Escribe Lluís Amiguet, un ilustre de la mítica Contra de La Vanguardia y también firma estelar de este Diari, que «antes nos declarábamos hombre o mujer, y dejábamos las dudas para una minoría; ahora empiezan a ser minoría los que no tienen dudas». La reflexión surge después de entrevistar a Teresa Caldeira, catedrática de Antropología Urbana en la Universidad de Berkeley, quien expone que la familia tradicional (padre-madre-hijos) ya ha dejado de ser hegemónica en las grandes ciudades. Sus trabajos de campo confirman una diversidad emergente de identidades de género que sobrepasan lo que venía a considerarse ‘natural’.

De modo que desde la mismísima Universidad de Berkeley sostienen que se nos viene encima una tendencia irreversible por la que los humanos «nos estamos redefiniendo». Nada más ni nada menos. Con todos los respetos, yo les rogaría extremar la prudencia y no azuzar más a una radical como Irene Montero y su proyecto de Ley Trans, que pone los pelos de punta a gente habitualmente tan moderada como científicos y médicos.

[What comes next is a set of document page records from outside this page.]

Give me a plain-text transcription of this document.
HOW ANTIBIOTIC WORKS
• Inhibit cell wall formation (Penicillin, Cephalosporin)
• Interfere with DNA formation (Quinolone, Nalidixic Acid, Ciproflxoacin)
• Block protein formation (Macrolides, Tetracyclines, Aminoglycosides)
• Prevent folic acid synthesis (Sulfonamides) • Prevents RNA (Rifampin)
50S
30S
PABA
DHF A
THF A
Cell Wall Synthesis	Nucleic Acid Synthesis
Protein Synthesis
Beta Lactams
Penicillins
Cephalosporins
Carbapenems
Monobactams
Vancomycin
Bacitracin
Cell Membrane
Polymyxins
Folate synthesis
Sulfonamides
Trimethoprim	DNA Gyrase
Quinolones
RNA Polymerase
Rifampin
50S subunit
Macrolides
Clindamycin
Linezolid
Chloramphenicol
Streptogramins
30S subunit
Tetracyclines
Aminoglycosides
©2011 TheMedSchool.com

Sinceramente, no sabría decir si nuestra redefinición como especie obedece a una excelsa sofisticación como espíritus más elevados, o a la decadencia de una sociedad abotargada con los problemas psicológicos de la vida en la abundancia. Lo único que les puedo decir, como me sucede con ciertas tendencias musicales de moda, es que me dan unas ganas irrefrenables de bajarme del tren. Con casi 53 años y sin hijos, lo único que espero es no estar por aquí cuando todo esto descarrile.